Africatalyst calls for IDA-Led Local Currency Loans to Protect Low Income Countries from Exchange Rate Risks in new report
A new report by AfriCatalyst reveals that multilateral development banks (MDBs) could provide an immediate-term solution through sovereign local currency loan offerings to help low-income countries (LICs) address challenges arising from the mismatch between local currency revenues and foreign currency-denominated debt repayments. This mismatch has placed immense pressure on low income countries(LICs), as fluctuating exchange rates intensify the local currency cost of external debt, worsening their debt burdens.
Titled Local currency financing and multilateral development banks: A case for IDA leadership , the report highlights that fluctuating exchange rates significantly increase the local currency value of debt owed to external lenders, placing huge pressure on governments in low-income countries (LICs) that primarily collect revenues in their domestic currencies.
By using Ethiopia as a case study, the analysis demonstrates how this situation worsens the debt burden for low income countries (LICs), which often lack the tools and capacity to manage such risks effectively.
Focusing on the World Bank’s International Development Association (IDA), the report evaluates both the challenges and opportunities of local currency financing as a multilateral initiative. It underscores the need for IDA to take a leadership role in offering local currency loans, thus helping low income countries (LICs) avoid worsening debt positions.
Key Findings
● The accumulation of foreign currency-denominated debt poses a major challenge for low-income countries (LICs), unlike emerging market economies that benefit from well-developed local currency bond markets enabling them to borrow in their own currencies.
● The underdevelopment of local currency bond markets limits short-term options for external actors like MDBs, even though currency hedging solutions could support the growth of local capital markets in LICs.
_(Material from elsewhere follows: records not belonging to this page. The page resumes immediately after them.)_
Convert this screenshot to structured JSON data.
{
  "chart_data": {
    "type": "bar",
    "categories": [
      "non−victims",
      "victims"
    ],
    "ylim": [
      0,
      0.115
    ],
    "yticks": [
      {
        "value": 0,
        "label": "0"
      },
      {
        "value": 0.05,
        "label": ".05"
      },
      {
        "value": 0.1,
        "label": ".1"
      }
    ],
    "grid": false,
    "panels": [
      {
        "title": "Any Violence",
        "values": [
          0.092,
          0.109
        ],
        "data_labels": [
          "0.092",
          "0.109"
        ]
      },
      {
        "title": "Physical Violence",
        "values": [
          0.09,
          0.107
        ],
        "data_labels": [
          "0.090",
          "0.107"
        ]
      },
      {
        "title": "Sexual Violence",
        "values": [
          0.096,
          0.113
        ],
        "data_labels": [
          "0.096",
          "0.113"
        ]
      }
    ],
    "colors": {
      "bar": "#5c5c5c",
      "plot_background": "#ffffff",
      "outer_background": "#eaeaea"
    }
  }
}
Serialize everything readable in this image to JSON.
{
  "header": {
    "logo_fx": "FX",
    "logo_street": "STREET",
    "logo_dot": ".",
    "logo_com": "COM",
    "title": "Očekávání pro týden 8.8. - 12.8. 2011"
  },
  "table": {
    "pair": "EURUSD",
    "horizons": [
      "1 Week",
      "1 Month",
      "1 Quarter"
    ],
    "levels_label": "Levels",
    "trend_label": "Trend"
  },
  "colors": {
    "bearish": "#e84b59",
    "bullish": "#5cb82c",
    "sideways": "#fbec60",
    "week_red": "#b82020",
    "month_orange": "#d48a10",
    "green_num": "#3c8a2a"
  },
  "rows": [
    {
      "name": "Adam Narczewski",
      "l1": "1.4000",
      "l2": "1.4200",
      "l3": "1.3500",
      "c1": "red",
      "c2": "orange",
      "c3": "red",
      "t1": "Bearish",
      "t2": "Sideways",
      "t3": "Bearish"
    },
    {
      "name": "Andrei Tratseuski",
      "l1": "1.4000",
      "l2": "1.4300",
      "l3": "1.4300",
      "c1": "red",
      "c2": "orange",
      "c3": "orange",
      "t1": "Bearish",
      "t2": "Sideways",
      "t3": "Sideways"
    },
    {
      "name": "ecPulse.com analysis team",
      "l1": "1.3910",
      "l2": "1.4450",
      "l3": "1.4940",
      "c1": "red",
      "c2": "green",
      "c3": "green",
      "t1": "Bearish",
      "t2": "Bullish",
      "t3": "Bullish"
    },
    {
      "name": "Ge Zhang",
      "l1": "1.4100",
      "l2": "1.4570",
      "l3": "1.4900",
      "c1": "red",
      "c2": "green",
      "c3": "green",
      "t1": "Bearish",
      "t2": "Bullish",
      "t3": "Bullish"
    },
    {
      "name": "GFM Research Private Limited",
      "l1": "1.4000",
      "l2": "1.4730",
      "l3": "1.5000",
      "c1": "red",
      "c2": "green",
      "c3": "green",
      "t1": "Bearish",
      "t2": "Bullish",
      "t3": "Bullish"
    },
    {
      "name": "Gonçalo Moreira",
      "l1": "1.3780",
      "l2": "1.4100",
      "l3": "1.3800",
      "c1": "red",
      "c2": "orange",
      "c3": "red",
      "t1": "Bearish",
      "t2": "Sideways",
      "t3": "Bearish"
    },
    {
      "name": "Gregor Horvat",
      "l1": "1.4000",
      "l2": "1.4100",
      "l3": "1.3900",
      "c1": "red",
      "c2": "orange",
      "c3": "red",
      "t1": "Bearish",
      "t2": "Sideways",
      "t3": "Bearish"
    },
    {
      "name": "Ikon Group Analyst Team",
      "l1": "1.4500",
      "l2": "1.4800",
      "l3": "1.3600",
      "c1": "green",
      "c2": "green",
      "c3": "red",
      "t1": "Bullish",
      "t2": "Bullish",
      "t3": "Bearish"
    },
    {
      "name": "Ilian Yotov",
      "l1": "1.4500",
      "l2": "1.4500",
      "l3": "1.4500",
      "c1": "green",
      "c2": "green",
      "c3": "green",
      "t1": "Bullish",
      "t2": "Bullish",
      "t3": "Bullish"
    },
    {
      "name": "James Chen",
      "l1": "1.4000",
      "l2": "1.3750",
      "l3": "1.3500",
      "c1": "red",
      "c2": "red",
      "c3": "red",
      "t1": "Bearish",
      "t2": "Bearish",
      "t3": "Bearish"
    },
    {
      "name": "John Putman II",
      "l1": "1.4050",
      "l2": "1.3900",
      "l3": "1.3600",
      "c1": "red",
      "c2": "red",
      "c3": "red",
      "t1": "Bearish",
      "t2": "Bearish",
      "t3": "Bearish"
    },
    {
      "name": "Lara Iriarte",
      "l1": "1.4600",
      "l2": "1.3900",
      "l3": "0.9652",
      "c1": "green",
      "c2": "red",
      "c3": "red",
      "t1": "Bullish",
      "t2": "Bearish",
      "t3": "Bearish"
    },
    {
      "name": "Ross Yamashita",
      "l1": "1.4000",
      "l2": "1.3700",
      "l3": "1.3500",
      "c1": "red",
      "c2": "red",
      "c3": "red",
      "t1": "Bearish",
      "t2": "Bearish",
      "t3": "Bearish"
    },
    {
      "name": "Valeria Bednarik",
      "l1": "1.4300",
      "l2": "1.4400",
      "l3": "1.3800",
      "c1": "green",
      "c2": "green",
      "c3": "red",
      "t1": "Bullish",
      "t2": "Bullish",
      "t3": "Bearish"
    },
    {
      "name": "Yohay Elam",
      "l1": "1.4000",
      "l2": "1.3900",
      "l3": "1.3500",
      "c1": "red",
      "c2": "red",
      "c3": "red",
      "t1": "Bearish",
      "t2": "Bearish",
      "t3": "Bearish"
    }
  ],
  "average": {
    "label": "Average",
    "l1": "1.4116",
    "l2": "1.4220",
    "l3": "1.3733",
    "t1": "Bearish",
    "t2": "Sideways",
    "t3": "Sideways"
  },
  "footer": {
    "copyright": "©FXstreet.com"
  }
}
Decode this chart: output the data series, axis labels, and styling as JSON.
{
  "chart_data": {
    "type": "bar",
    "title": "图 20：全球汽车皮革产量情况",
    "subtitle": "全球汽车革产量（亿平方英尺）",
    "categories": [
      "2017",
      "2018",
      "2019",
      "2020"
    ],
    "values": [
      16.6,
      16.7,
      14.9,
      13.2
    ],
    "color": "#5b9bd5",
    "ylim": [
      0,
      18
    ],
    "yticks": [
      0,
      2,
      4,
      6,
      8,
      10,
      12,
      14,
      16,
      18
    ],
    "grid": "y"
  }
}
● Current MDB initiatives to scale up local currency financing primarily focus on non-sovereign (private sector) lending, with limited willingness to take on the risks of expanding local currency loans to governments, despite the risks LICs face from foreign currency-denominated debt.
● As one of the largest multilateral lenders to LICs, IDA is uniquely positioned to lead the transition to local currency lending. Offering sovereign local currency loans on preferential terms could significantly ease debt servicing and enhance financial predictability for LICs.
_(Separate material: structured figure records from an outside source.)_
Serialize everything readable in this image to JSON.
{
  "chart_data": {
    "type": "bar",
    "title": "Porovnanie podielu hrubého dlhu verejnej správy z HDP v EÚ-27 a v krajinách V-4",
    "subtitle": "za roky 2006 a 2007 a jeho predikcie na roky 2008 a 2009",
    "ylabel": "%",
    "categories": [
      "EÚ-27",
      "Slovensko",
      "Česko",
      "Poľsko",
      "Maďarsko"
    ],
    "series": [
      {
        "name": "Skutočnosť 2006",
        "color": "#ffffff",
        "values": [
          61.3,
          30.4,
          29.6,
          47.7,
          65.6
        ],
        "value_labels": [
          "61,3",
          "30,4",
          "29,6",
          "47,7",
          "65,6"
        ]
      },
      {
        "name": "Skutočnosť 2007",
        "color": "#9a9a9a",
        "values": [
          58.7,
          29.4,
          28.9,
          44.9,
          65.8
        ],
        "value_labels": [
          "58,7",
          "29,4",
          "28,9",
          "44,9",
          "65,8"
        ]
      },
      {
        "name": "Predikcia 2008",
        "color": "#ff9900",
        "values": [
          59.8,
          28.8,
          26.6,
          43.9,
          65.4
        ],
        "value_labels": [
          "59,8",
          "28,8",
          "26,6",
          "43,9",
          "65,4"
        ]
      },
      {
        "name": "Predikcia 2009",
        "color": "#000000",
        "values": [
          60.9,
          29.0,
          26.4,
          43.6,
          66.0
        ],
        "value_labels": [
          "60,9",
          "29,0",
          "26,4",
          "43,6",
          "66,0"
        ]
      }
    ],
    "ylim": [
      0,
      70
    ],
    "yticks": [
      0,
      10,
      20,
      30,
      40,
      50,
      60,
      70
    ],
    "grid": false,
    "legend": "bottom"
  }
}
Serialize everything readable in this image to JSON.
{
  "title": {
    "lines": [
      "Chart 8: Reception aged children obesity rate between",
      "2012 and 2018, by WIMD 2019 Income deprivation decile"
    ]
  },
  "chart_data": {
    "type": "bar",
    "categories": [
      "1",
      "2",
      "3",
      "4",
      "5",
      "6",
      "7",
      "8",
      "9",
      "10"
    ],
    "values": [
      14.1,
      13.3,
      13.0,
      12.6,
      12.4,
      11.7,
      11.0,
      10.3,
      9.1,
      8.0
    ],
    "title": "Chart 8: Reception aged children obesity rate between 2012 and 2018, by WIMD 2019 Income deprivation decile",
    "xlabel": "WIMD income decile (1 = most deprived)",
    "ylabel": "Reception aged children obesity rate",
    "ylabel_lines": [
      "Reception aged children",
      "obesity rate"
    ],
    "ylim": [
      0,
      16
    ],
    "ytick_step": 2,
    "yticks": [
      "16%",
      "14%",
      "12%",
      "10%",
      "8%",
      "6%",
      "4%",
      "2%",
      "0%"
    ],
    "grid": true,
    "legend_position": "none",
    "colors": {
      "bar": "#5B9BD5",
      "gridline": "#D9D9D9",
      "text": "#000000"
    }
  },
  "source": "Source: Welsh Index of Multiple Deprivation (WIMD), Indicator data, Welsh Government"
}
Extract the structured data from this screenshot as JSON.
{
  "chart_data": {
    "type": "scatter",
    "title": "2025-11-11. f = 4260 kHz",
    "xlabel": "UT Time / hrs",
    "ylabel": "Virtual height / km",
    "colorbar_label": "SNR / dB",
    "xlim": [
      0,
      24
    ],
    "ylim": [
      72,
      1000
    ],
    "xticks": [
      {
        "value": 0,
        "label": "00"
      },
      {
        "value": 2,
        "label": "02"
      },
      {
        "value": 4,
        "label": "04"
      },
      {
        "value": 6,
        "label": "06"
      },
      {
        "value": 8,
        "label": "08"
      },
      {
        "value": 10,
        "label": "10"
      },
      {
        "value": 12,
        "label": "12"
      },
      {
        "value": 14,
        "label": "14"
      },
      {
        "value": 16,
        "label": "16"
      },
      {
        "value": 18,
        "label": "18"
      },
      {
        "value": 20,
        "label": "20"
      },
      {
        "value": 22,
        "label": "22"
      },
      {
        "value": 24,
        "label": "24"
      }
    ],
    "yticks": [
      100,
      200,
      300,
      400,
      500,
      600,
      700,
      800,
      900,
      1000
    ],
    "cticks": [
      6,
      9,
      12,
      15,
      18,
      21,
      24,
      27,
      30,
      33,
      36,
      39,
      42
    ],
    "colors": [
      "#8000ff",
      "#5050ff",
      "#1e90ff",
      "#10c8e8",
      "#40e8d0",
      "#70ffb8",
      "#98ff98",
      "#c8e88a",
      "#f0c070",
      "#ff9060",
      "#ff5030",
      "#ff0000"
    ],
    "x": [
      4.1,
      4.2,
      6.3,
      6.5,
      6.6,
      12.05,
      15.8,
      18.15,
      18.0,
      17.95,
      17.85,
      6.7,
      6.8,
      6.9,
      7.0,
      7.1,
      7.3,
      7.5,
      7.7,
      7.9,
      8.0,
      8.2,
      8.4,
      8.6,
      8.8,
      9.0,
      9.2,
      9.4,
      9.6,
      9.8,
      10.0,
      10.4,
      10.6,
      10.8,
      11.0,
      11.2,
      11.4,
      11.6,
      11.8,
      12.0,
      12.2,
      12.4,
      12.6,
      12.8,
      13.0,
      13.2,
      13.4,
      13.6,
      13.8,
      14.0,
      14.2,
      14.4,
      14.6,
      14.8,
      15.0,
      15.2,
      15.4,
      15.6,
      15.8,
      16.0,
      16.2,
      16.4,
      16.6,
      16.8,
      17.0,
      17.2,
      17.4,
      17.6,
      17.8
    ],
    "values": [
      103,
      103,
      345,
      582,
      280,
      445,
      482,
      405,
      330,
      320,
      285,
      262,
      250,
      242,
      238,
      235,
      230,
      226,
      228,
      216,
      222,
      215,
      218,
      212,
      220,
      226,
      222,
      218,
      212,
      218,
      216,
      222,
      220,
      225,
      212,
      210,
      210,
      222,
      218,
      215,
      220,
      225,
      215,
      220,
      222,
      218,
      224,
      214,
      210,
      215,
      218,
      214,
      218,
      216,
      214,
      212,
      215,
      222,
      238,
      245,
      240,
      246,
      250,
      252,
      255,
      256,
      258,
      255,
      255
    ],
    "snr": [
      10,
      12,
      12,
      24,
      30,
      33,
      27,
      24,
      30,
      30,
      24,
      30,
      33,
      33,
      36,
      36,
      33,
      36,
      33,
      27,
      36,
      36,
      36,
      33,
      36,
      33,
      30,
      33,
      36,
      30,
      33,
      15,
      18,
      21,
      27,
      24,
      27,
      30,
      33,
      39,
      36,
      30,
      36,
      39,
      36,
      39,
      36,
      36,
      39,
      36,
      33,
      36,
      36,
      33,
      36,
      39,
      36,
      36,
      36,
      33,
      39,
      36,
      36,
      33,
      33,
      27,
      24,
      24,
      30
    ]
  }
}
In light of the growing global calls for MDBs to “develop a practical offer for local currency lending,” especially for public sector projects, the report suggests that IDA is uniquely positioned to lead efforts in this direction. As one of the largest multilateral lenders to LICs, IDA’s involvement in sovereign local currency loans could provide a more predictable and manageable approach to debt servicing for these countries. It emphasizes the importance of LIC governments creating regulatory conditions conducive to asset-liability management, enabling MDBs to scale up their efforts.
The paper also argues that MDBs should shift their lending portfolios to incorporate more local currency loans, recognizing the risks involved but also proposing ways to mitigate them, including project-specific loans, liquidity pools, and cross-currency swaps.
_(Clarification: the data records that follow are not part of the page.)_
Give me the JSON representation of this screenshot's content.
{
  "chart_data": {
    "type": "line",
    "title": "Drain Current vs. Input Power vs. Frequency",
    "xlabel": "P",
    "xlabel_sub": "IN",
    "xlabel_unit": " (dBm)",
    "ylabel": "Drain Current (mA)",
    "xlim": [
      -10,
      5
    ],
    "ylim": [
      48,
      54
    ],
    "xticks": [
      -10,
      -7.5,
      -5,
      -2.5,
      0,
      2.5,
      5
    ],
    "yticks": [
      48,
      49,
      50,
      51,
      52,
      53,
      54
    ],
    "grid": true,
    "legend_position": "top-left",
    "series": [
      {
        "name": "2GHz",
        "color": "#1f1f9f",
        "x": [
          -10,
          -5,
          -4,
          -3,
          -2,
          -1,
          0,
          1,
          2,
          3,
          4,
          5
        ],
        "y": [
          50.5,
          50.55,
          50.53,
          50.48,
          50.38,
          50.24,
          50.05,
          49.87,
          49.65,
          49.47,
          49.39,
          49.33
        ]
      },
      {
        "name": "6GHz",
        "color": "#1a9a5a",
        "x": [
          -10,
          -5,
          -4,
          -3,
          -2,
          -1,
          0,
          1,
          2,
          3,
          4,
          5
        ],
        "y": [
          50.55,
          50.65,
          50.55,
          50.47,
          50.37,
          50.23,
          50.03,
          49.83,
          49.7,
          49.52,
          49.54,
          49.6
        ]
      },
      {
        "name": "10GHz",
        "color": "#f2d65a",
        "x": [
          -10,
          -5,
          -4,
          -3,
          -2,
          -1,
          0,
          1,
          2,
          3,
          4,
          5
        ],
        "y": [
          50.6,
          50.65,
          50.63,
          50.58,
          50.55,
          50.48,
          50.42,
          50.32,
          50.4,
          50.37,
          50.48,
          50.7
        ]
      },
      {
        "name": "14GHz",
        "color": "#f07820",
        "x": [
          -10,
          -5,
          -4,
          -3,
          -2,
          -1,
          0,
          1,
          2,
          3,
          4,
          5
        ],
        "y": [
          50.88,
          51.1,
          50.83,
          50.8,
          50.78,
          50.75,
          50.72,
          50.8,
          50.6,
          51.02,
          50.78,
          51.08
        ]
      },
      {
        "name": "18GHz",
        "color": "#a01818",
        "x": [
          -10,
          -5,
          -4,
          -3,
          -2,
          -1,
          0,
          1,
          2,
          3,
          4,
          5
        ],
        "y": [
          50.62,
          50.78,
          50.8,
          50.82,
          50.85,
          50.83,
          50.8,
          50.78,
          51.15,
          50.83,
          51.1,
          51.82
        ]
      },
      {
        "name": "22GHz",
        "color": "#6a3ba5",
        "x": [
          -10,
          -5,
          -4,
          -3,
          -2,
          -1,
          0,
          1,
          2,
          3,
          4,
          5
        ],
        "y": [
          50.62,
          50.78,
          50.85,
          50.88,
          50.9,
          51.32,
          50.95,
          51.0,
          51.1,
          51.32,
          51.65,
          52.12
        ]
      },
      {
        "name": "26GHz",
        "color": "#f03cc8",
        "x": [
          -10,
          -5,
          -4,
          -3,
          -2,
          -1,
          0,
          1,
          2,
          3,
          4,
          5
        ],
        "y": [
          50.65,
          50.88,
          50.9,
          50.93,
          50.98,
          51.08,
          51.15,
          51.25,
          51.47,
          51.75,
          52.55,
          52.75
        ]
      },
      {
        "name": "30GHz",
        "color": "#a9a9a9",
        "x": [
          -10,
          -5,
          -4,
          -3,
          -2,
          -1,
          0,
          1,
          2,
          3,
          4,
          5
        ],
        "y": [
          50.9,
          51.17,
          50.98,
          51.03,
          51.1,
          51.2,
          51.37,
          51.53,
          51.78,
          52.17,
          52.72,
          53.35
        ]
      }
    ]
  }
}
“MDBs should shift their portfolios towards more local currency loans, while acknowledging the risks this entails. Potential avenues for mitigating these risks include offering loans on a project-by-project basis, creating liquidity pools, and engaging in cross-currency swaps. The public policy mandate to support LICs’ development aspirations should compel MDBs to assume more of the currency risk, as these countries already have limited capacity to manage it” the report outlines
“We need to reduce Africa’s reliance on foreign currency debt, as it exposes many countries to significant risks, such as exchange rate volatility,” Jean-Claude Tchatchouang, Senior Advisor at AfriCatalyst remarked.
AfriCatalyst CEO Daouda Sembene echoed this sentiment, highlighting IDA’s critical role. “This report highlights the critical role IDA could and should play in mitigating foreign exchange risks for eligible borrowers,” he stated.
About Africatalyst
AfriCatalyst is an independent, global development advisory firm that strives to build partnerships between global and local actors to promote innovative, evidence-based solutions to Africa’s development challenges.